My family and friends have never seen me smile naturally. I do not do it to be deceitful; I just feel pressured to keep up appearances.
It is what most people expect from you. It reassures them you are not about to lash out or to suddenly take a bite out of their arm. If you do not smile, they will think there is something wrong with you, and perhaps they will believe it to be true. Perhaps they are right.
The selfie is very much my enemy.
“Smile!” says the well meaning wannabe photographer, “Say cheese!” she insists.
Out of panic I play along, I stretch my mouth forcibly to show my teeth. I hate my smile . . . I have always hated my smile. Then when it is all over, everyone gathers around the smartphone to sign off on it, as it were, and like the great Caesar, give their approval or disapproval. Most are too polite to reject the photo. I try in vain to dial down my disgust at my own image – an unhappily contorted mouth under sad hollow eyes looking straight into the lens.
Deceit begins at a young age for those who are different, for those who have always known they were different. A picture speaks volumes – none more so than one which is posed.
I think of an old photograph of my grandparents on their wedding day.
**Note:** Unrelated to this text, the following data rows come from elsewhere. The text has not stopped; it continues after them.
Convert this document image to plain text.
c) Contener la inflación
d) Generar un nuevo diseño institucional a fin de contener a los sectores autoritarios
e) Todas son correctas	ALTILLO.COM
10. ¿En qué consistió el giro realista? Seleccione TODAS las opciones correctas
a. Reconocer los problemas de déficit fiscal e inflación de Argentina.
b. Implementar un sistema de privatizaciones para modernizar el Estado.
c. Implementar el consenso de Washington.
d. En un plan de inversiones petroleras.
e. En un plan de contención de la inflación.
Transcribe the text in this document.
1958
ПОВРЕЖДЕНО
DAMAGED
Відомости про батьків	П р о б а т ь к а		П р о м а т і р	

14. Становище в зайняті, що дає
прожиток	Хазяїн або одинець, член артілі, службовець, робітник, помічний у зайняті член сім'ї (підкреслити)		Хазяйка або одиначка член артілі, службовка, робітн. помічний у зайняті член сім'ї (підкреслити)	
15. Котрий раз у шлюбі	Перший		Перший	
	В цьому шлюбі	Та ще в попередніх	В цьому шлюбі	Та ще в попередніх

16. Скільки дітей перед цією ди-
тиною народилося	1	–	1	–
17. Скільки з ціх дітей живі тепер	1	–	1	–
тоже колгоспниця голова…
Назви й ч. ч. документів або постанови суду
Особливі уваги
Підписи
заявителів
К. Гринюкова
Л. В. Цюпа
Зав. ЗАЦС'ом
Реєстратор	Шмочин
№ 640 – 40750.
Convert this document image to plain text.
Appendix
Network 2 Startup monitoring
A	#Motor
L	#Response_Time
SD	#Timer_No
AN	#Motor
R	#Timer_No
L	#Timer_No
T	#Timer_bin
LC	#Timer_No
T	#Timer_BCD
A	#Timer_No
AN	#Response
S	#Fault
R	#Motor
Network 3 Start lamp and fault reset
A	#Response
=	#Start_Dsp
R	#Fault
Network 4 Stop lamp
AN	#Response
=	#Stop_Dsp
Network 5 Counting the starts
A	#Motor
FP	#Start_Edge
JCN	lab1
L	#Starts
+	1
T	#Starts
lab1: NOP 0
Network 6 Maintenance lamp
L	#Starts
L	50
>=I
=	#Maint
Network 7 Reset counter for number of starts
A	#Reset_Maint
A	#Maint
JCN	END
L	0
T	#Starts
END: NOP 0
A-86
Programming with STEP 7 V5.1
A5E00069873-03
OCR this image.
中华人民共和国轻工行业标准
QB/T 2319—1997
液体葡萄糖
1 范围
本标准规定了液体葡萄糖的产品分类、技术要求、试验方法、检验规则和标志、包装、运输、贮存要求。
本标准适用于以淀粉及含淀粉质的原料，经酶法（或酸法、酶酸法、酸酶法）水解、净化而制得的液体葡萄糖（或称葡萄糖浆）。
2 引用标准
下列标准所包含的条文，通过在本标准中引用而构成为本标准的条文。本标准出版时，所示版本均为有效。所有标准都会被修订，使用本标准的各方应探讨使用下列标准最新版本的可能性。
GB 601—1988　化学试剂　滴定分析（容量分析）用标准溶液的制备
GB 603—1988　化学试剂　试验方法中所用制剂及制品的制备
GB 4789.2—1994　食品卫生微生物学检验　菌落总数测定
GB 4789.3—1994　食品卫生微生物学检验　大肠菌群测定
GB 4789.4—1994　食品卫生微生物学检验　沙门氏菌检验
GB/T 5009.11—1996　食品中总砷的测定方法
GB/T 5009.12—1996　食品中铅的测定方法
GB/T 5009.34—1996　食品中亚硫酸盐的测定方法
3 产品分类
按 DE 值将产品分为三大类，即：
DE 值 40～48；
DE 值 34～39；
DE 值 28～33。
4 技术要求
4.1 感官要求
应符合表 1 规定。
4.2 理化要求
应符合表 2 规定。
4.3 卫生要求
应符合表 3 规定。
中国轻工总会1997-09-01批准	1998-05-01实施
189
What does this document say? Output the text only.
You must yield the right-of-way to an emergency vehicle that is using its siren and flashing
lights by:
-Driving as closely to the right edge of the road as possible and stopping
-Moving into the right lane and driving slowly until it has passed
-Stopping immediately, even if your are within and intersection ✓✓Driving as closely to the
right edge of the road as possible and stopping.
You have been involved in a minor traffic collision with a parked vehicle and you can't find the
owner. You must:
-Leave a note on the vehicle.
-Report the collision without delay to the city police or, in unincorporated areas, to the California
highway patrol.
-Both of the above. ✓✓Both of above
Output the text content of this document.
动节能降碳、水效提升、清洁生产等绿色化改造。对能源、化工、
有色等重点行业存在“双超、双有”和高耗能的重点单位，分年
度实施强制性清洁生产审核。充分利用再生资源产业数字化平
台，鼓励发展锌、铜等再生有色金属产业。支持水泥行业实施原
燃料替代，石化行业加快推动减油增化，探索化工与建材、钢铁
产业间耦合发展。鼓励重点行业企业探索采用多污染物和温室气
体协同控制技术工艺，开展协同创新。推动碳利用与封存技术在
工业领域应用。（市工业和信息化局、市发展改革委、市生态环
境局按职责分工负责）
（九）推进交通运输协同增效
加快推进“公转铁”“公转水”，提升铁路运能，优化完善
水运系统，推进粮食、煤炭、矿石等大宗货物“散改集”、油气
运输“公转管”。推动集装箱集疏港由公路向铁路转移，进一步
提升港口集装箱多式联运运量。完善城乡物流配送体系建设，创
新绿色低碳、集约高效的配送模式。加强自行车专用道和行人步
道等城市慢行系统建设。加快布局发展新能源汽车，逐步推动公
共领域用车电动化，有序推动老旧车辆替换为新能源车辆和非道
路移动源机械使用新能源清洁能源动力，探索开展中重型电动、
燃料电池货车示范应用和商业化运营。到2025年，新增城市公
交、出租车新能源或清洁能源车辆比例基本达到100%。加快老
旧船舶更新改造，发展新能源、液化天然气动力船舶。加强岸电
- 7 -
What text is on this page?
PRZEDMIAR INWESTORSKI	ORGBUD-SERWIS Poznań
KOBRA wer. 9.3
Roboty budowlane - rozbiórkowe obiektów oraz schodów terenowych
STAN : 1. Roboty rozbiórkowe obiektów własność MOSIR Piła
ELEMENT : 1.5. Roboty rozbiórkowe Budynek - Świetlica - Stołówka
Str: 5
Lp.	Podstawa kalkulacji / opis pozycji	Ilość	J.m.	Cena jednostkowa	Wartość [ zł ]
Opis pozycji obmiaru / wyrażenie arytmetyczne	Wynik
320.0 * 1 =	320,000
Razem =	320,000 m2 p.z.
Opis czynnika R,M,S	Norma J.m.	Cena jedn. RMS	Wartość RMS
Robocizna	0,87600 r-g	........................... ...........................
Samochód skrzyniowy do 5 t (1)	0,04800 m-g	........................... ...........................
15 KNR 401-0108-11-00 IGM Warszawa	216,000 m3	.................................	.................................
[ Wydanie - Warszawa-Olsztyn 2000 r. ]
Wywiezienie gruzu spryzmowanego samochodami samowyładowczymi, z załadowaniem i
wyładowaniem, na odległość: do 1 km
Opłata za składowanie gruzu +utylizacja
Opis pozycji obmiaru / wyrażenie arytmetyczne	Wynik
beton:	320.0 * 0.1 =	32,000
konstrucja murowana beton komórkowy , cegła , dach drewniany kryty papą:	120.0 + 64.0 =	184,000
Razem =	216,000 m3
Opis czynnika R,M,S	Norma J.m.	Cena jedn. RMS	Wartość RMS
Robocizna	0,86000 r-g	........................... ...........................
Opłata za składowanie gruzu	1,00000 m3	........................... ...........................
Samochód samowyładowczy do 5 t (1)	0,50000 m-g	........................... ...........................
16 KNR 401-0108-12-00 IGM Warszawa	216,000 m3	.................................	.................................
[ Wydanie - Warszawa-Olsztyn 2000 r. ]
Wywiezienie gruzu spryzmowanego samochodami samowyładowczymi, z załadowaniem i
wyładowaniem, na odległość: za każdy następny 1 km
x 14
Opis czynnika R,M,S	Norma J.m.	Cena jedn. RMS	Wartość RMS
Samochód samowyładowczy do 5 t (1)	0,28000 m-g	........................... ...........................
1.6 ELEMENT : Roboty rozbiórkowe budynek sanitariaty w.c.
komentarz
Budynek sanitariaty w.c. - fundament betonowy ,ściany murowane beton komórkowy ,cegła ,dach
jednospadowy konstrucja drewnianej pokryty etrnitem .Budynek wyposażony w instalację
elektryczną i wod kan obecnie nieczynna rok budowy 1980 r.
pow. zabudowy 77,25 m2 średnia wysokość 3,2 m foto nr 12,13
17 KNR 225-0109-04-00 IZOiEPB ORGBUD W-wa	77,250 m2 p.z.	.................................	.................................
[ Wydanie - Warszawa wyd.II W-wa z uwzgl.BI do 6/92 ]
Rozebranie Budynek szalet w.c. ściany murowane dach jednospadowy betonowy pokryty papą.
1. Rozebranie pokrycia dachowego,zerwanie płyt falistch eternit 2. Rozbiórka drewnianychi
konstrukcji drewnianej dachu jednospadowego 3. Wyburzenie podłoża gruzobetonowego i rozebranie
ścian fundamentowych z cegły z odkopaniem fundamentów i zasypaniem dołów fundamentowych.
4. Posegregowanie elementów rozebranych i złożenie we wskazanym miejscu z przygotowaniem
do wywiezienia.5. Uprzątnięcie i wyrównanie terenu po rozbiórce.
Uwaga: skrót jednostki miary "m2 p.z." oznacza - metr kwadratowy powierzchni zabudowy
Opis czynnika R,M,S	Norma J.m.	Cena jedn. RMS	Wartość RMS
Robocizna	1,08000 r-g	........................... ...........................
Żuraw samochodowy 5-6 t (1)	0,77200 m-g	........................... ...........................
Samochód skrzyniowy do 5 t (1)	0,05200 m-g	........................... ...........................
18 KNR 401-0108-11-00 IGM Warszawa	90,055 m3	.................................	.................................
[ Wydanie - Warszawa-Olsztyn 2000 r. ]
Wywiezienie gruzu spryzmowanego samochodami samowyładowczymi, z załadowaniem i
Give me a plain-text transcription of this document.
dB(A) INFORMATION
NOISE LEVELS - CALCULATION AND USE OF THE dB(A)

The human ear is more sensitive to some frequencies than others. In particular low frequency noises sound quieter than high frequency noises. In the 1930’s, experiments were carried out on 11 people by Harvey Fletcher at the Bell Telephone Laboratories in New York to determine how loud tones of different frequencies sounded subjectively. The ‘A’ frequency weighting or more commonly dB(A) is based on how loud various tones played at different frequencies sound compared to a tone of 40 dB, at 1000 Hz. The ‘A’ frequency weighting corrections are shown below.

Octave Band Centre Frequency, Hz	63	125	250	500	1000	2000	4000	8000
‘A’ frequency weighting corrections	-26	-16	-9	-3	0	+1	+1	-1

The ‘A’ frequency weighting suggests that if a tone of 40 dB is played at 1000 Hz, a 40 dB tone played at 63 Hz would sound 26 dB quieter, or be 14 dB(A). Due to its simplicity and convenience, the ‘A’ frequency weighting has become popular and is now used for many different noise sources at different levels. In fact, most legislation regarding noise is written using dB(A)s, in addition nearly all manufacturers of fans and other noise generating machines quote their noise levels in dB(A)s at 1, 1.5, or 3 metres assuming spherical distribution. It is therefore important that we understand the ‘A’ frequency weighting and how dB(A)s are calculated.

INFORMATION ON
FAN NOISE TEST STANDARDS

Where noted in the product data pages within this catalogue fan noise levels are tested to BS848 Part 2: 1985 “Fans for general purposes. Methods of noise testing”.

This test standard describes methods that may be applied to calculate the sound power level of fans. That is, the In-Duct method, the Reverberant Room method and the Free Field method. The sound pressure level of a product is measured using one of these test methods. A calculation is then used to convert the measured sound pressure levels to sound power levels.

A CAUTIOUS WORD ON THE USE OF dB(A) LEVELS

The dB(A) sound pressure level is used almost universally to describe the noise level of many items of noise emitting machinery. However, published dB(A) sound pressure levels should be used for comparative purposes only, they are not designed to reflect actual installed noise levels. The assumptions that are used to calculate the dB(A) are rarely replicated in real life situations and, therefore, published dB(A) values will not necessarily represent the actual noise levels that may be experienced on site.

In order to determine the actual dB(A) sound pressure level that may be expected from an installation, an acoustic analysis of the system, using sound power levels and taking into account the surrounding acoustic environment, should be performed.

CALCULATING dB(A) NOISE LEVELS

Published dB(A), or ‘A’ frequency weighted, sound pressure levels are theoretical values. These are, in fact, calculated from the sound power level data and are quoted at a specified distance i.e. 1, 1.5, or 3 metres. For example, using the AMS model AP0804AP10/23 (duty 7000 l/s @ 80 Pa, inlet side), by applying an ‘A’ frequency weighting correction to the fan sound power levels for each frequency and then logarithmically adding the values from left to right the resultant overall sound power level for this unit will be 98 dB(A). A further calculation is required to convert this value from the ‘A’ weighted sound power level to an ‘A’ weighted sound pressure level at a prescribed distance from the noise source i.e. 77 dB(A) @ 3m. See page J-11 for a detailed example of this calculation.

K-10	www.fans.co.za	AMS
The bride and groom standing still with the best man and bridesmaid seated on either side. Everyone in the portrait stares almost blankly into the camera as if holding their breath. There is nothing grand about it; it is all rather stiff looking apart from my grandfather. If I look closely enough at it, I notice an honest and unmistakable smirk from the corner of his mouth, and an almost cheeky sparkle in his eyes. He strikes me as a modern Mona Lisa, with some unspoken joy just creeping up to catch a glimpse of the serious sombre world.
Surely, if we returned to that way of taking photos, perhaps I might find something real to smile about? The whole world in fact! They would be true smiles – joyful, humorous, defiant against mundane miserable faces.
Happy Birthday, indeed.
How can anyone smile when surrounded by people who think nothing of you but one day a year, and why? To feign gratitude for your existence then vanish from your life?
I would prefer not. I really, really would prefer not.